If a site shows Error

The most common causes are invalid credentials, a blocked or incorrect port, unsupported firmware behavior, or a camera that appeared to be on a public IP but is still behind access controls the cloud cannot traverse. Correct the specific issue in the site detail view and click Retry — do not delete and re-add the site, as re-adding creates a duplicate entry and does not resolve the underlying problem.

Manual configuration (fallback)

If a camera can't be configured automatically — it stays in Error after Retry, or the brand/firmware doesn't accept the automatic push — you can set it up by hand: take the SMTP/FTP details GC Surge generated, enter them into the camera's own alarm-forwarding settings through its web interface, then confirm in GC Surge. The device is then marked Manually configured and sends alarms the same as any other device.
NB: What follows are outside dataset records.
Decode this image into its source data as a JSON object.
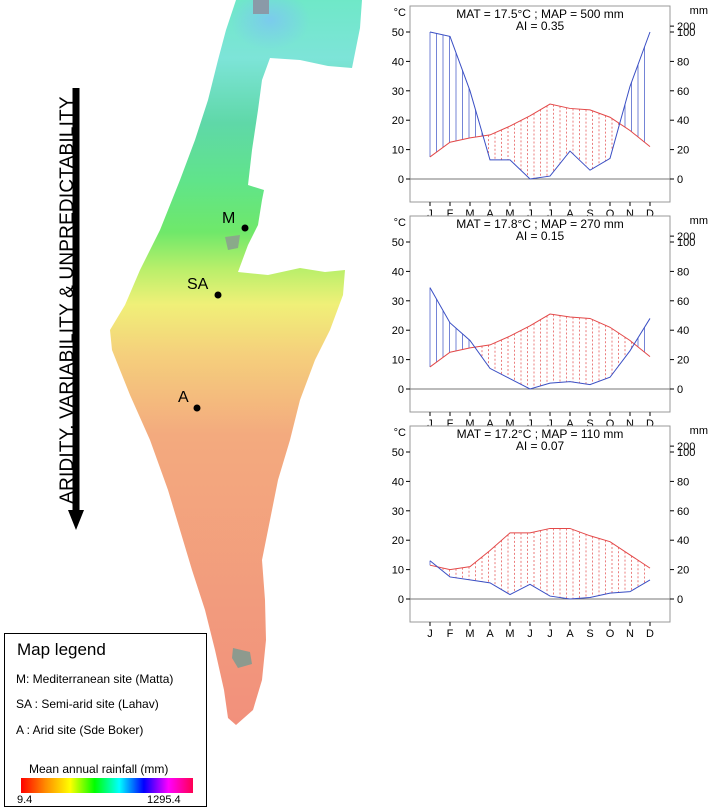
{
  "arrow_label": "ARIDITY, VARIABILITY & UNPREDICTABILITY",
  "sites": [
    {
      "id": "M",
      "label": "M"
    },
    {
      "id": "SA",
      "label": "SA"
    },
    {
      "id": "A",
      "label": "A"
    }
  ],
  "legend": {
    "title": "Map legend",
    "lines": [
      "M: Mediterranean site (Matta)",
      "SA : Semi-arid site (Lahav)",
      "A : Arid site (Sde Boker)"
    ],
    "colorbar": {
      "title": "Mean annual rainfall (mm)",
      "min": "9.4",
      "max": "1295.4",
      "colors": [
        "#ff0000",
        "#ff8c00",
        "#ffff00",
        "#00ff00",
        "#00ffff",
        "#0000ff",
        "#ff00ff",
        "#ff0050"
      ]
    }
  },
  "colors": {
    "temperature": "#e34848",
    "precipitation": "#3a4fc4"
  },
  "chart_data": [
    {
      "type": "line",
      "title": "MAT = 17.5°C ; MAP =  500 mm",
      "subtitle": "AI = 0.35",
      "y_left_label": "°C",
      "y_right_label": "mm",
      "categories": [
        "J",
        "F",
        "M",
        "A",
        "M",
        "J",
        "J",
        "A",
        "S",
        "O",
        "N",
        "D"
      ],
      "y_left_ticks": [
        0,
        10,
        20,
        30,
        40,
        50
      ],
      "y_right_ticks": [
        0,
        20,
        40,
        60,
        80,
        100,
        200
      ],
      "ylim": [
        0,
        52
      ],
      "series": [
        {
          "values": [
            7.5,
            12.5,
            14,
            15,
            18,
            21.5,
            25.5,
            24,
            23.5,
            21,
            16.5,
            11
          ]
        },
        {
          "values": [
            100,
            97,
            60,
            13,
            13,
            0,
            2,
            19,
            6,
            14,
            63,
            100
          ]
        }
      ]
    },
    {
      "type": "line",
      "title": "MAT = 17.8°C ; MAP =  270 mm",
      "subtitle": "AI = 0.15",
      "y_left_label": "°C",
      "y_right_label": "mm",
      "categories": [
        "J",
        "F",
        "M",
        "A",
        "M",
        "J",
        "J",
        "A",
        "S",
        "O",
        "N",
        "D"
      ],
      "y_left_ticks": [
        0,
        10,
        20,
        30,
        40,
        50
      ],
      "y_right_ticks": [
        0,
        20,
        40,
        60,
        80,
        100,
        200
      ],
      "ylim": [
        0,
        52
      ],
      "series": [
        {
          "values": [
            7.5,
            12.5,
            14,
            15,
            18,
            21.5,
            25.5,
            24.5,
            24,
            21,
            16.5,
            11
          ]
        },
        {
          "values": [
            69,
            45,
            33,
            14,
            7,
            0,
            4,
            5,
            3,
            8,
            26,
            48
          ]
        }
      ]
    },
    {
      "type": "line",
      "title": "MAT = 17.2°C ; MAP =  110 mm",
      "subtitle": "AI = 0.07",
      "y_left_label": "°C",
      "y_right_label": "mm",
      "categories": [
        "J",
        "F",
        "M",
        "A",
        "M",
        "J",
        "J",
        "A",
        "S",
        "O",
        "N",
        "D"
      ],
      "y_left_ticks": [
        0,
        10,
        20,
        30,
        40,
        50
      ],
      "y_right_ticks": [
        0,
        20,
        40,
        60,
        80,
        100,
        200
      ],
      "ylim": [
        0,
        52
      ],
      "series": [
        {
          "values": [
            11.5,
            10,
            11,
            16.5,
            22.5,
            22.5,
            24,
            24,
            21.5,
            19.5,
            15,
            10.5
          ]
        },
        {
          "values": [
            26,
            15,
            13,
            11,
            3,
            10,
            2,
            0,
            1,
            4,
            5,
            13
          ]
        }
      ]
    }
  ]
}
Monitoring after activation

  • Check the Sites dashboard regularly. Any site whose Site Status changes from Done without a known cause needs immediate investigation.
  • If a camera stops sending events, start from the camera’s device detail view in Configuration before taking any other action.

Site Naming Conventions

Site names appear across Video Search, Analytics, subscription filters, and Configuration. Consistent naming makes large deployments manageable and prevents confusion across all platform views.

  • Use a consistent format that maps to your business structure, such as City-BuildingType-Number (examples: Amman-Retail-01, Dubai-Warehouse-07).
  • Site names cannot be changed easily after activation. Choose names carefully before submission.
  • Avoid special characters, spaces within identifiers, or inconsistent capitalization — these cause parsing issues in bulk imports and confuse search results.
  • For bulk imports, run a small test batch of 5–10 rows first. Divide large imports into batches of 50–100 sites per upload.

Best Practices

  • Plan your site names before you start — see Site Naming Conventions above for the recommended format. Names are permanent once a site is activated.
  • Use bulk import for large deployments — it scales better than adding sites one at a time, and any errors are caught before a single site is submitted.
  • Add a site contact for Private/VPN and Edge sites if someone else will handle on-site activation. If you are at the site yourself, tick I'm at this site — I'll set it up myself instead.
  • Use Genie on each setup page — it adapts its guidance to the site type you are currently working with.